Order, Supreme Court, New York County (Arlene Bluth, J.), entered April 7, 2022, which denied plaintiffs' motion to vacate an order, same court and Justice, entered on or about March 2, 2022, sua sponte dismissing the complaint, unanimously reversed, on the law, without costs, the motion granted, and the complaint reinstated. Appeal from order, same court and Justice, entered on or about March 2, 2022, unanimously dismissed, without costs, as taken from a nonappealable paper.
Supreme Court improvidently exercised its discretion in denying the unopposed motion to vacate the sua sponte dismissal order, as plaintiffs gave both a reasonable excuse for their default and a potentially meritorious claim (Pena v Pinnacle Assoc. II N.Y. LLC, 178 AD3d 407, 407 [1st Dept 2019]). Plaintiffs presented a substantiated excuse of law office failure in the form of an affirmation from counsel, along with correspondence showing that his office had inadvertently failed to calendar the due date on which they were to update the court on the progress of discovery (see Willner v S Norsel Realties LLC, 206 AD3d 545, 545-546 [1st Dept 2022]; see Pena, 178 AD3d at 407). Notably, none of defendants' attorneys corrected the wrong date stated in an email from plaintiff's counsel even though they also had received the court's notices and were required to cooperate in preparing the submission to the court. Plaintiffs also showed that during the six months preceding the conference, the parties had been actively and cooperatively engaged in court-ordered discovery, and there is no contention that plaintiffs failed to comply with that discovery.

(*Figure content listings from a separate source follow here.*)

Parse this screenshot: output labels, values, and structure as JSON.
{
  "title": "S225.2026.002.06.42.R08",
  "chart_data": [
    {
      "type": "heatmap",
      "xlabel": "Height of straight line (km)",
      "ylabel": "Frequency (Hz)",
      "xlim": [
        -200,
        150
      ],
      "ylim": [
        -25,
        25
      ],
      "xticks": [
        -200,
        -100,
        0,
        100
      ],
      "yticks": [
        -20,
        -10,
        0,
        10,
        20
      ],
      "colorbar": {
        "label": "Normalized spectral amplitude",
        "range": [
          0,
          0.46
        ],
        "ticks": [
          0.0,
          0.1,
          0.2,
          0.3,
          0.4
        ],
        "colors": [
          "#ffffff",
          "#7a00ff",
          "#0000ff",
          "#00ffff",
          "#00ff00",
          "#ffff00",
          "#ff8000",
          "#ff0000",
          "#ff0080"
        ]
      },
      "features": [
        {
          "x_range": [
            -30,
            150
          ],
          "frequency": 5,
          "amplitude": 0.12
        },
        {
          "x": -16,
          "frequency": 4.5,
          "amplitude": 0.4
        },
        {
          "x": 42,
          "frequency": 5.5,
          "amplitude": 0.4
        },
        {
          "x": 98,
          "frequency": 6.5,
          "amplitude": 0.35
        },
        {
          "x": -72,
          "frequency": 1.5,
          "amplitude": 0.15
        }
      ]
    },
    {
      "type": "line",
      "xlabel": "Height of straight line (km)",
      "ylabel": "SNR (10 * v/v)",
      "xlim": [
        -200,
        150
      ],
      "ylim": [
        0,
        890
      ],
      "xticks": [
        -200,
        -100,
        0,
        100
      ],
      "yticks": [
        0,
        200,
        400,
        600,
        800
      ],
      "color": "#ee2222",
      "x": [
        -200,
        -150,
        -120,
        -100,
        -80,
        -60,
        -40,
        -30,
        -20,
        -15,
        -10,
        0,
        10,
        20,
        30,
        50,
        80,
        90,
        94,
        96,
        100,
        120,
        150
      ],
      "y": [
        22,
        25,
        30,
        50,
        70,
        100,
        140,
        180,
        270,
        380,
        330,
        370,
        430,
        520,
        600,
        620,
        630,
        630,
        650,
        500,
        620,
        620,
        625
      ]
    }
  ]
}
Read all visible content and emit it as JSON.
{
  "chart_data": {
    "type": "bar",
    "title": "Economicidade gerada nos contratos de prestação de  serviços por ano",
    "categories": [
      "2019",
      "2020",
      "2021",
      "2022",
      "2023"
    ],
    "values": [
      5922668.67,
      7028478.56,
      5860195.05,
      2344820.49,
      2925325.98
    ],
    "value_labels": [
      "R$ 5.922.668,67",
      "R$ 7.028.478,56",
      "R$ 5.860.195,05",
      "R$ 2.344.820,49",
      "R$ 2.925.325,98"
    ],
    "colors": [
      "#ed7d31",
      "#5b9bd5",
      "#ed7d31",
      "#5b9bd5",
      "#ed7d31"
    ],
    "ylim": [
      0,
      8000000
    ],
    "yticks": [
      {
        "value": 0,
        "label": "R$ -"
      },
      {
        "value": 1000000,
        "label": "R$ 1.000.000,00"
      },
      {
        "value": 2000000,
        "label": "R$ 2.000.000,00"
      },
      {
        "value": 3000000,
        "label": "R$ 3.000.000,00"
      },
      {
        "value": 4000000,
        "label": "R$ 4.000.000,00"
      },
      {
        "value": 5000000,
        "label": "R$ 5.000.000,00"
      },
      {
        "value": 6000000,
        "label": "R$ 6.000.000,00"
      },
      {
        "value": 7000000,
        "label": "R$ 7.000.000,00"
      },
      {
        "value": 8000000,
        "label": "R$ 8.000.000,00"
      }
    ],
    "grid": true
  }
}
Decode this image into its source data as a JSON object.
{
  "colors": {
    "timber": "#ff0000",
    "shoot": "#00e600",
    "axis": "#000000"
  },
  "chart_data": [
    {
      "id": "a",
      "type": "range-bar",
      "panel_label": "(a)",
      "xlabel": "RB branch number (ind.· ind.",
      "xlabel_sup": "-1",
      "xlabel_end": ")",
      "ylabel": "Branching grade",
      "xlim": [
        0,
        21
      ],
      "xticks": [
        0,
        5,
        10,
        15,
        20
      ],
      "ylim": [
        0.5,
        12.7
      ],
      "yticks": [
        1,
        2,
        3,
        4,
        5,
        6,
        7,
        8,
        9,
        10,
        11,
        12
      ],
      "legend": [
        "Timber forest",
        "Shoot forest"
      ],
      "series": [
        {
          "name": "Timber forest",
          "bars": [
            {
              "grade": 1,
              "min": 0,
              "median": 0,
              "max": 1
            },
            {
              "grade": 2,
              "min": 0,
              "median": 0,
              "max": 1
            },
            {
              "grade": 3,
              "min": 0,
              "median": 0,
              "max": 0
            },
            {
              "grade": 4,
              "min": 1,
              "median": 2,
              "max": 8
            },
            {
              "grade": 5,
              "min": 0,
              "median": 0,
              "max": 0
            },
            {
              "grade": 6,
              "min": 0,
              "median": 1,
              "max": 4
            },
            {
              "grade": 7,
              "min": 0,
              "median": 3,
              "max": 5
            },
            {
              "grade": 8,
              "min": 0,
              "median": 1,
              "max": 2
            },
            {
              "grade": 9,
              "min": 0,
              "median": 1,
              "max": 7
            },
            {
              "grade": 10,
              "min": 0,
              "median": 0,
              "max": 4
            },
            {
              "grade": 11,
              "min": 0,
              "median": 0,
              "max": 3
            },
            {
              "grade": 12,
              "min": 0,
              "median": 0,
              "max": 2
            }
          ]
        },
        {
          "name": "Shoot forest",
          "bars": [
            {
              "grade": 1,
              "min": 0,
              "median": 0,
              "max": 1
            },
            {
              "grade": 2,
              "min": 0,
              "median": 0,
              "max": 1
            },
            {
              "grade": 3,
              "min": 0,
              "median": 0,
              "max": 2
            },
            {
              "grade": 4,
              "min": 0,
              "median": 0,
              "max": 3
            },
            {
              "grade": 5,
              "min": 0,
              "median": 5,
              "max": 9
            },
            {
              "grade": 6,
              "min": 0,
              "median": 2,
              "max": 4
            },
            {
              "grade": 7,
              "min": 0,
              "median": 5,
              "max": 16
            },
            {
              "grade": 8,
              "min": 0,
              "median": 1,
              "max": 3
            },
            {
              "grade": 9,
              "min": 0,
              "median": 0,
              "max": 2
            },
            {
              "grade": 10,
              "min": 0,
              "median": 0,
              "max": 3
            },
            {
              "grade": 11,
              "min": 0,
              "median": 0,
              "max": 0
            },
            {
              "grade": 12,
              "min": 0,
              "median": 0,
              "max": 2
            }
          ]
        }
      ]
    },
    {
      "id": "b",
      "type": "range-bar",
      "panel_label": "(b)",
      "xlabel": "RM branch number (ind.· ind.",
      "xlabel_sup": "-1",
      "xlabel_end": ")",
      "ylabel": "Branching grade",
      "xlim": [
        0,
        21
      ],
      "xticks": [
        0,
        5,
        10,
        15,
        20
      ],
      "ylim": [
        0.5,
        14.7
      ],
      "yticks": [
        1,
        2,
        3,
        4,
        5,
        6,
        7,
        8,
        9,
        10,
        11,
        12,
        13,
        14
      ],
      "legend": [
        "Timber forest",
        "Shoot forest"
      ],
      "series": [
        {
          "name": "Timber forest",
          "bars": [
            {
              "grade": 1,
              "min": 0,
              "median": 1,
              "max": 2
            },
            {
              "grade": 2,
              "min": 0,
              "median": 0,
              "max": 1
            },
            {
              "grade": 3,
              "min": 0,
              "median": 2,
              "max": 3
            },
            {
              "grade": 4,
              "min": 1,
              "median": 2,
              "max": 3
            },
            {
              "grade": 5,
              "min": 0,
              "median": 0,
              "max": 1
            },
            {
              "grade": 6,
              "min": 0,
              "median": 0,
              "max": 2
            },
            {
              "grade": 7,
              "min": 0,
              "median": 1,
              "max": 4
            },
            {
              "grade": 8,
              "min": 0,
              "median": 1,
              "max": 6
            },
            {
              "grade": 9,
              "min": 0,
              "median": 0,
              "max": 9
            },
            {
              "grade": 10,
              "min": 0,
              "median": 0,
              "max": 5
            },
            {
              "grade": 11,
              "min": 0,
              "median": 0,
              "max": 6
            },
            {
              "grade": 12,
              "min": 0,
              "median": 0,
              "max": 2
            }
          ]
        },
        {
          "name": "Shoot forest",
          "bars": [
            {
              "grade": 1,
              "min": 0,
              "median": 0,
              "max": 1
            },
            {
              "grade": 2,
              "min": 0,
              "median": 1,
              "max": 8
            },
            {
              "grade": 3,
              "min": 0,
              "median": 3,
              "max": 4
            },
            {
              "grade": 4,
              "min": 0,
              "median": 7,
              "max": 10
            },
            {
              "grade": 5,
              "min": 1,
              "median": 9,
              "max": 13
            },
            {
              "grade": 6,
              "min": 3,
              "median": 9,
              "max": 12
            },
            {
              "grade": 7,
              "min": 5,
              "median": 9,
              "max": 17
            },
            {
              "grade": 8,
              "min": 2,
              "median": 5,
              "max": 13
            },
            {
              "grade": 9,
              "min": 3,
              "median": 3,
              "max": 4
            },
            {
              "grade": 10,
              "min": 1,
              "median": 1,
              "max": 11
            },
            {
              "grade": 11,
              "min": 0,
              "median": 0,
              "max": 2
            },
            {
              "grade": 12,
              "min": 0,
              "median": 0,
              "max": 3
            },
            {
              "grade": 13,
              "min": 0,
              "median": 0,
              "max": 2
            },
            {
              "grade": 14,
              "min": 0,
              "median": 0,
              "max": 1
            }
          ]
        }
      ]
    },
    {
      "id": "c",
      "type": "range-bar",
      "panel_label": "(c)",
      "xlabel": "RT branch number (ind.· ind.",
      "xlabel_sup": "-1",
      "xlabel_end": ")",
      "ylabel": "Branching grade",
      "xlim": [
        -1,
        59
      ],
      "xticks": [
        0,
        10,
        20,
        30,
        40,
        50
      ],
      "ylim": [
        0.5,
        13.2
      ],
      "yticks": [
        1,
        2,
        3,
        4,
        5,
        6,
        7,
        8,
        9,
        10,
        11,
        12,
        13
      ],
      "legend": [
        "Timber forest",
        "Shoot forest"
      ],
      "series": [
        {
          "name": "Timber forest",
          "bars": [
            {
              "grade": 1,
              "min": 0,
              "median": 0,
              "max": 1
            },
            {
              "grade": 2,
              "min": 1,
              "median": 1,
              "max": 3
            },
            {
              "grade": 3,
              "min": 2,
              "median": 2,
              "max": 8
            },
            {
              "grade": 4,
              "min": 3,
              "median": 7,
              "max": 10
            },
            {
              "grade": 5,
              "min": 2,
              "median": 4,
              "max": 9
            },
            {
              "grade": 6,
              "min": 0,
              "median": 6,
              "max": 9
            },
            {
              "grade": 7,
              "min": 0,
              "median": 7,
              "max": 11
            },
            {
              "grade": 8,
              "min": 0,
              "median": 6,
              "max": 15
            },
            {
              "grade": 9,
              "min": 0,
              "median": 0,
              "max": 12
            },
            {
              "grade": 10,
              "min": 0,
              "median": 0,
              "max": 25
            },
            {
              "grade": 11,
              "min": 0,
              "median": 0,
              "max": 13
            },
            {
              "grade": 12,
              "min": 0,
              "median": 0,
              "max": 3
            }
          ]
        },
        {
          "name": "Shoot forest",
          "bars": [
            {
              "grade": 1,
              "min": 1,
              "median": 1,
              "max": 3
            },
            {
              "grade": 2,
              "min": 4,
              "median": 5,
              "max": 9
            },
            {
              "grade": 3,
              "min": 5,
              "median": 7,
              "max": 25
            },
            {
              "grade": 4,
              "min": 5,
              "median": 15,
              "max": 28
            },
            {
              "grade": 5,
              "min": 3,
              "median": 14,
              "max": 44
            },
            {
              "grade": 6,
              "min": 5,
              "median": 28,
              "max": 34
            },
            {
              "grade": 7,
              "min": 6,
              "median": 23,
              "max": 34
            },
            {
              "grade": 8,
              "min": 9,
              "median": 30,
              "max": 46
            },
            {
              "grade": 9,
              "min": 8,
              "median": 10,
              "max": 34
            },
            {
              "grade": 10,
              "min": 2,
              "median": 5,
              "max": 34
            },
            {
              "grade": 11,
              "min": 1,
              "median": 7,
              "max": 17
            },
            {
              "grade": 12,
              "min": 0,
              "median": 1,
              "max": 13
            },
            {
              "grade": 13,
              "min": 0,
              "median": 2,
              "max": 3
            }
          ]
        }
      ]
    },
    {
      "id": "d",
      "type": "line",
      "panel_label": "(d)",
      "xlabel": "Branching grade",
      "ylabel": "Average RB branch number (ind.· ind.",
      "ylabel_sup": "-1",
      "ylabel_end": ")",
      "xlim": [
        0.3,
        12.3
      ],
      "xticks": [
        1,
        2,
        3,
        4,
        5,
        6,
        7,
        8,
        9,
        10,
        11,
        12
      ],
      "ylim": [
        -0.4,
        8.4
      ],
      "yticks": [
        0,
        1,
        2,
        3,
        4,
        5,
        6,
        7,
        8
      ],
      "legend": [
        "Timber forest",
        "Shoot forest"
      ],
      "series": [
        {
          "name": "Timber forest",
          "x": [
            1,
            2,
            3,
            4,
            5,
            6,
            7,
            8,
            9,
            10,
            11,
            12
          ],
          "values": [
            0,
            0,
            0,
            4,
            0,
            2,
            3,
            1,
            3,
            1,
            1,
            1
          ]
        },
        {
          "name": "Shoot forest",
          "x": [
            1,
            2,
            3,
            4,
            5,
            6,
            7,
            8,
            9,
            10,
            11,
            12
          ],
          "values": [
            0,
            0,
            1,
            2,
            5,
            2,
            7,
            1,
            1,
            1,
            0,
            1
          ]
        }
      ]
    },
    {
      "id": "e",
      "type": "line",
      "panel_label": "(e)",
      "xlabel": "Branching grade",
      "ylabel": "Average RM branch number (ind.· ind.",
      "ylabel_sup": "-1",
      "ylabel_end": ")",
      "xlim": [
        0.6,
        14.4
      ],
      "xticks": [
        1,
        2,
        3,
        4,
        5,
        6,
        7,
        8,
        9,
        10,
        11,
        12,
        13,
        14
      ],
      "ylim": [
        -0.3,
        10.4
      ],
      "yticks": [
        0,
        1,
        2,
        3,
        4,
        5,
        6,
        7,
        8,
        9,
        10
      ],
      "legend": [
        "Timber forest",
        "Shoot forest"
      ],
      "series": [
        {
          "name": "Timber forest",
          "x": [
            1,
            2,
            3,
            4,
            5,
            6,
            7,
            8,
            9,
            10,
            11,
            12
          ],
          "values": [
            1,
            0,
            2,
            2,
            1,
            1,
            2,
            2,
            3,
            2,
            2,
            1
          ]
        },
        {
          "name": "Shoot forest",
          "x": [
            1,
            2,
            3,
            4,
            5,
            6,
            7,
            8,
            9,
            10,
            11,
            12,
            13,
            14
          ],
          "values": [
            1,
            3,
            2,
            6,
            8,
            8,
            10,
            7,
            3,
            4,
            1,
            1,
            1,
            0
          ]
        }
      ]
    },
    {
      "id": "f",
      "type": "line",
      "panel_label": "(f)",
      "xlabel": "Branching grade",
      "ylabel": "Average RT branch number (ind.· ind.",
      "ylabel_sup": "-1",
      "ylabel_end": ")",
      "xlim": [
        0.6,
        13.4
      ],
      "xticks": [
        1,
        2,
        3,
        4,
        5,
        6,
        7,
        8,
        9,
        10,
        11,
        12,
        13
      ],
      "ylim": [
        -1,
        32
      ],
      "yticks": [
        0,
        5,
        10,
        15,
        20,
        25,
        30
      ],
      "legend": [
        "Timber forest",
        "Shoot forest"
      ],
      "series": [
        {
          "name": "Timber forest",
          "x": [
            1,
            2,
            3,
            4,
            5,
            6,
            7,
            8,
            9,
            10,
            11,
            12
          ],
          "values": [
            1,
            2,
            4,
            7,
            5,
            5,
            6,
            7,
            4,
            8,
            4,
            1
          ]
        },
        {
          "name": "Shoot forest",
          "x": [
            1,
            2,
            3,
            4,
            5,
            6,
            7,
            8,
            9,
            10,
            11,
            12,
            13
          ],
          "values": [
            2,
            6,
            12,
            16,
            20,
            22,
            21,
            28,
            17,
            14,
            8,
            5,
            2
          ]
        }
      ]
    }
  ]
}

In addition, plaintiffs submitted evidence supporting a potentially meritorious Labor Law claim by submitting plaintiff's deposition testimony that while performing construction work in a building owned by defendant 66 Overlook Terrace, Corp., he fell from an A-frame ladder, which moved while he stood on it, causing him to lose his balance and fall and sustain injuries (see e.g. Kehoe v 61 Broadway Owner LLC, 186 AD3d 1143-1144 [1st Dept 2020], lv dismissed, 36 NY3d 959 [2021]).
Under these circumstances, dismissal of the action after all parties had failed to comply with the court's notices unfairly penalized only plaintiffs (see Genesis R. v City of New York, 162 AD3d 471, 472 [1st Dept 2018]). Vacating the dismissal order is consistent with the public policy of this State to dispose of cases on their merits (Harwood v Chaliha, 291 AD2d 234, 234 [1st Dept 2002]), and upholds the principle that a trial court's power to dismiss an action sua sponte should be used "sparingly and only in extraordinary circumstances" (Grant v Rattoballi, 57 AD3d 272, 273 [1st Dept 2008]; see Mateo v City of New York, 274 AD2d 337, 337 [1st Dept 2000]).
THIS CONSTITUTES THE DECISION AND ORDER
OF THE SUPREME COURT, APPELLATE DIVISION, FIRST DEPARTMENT.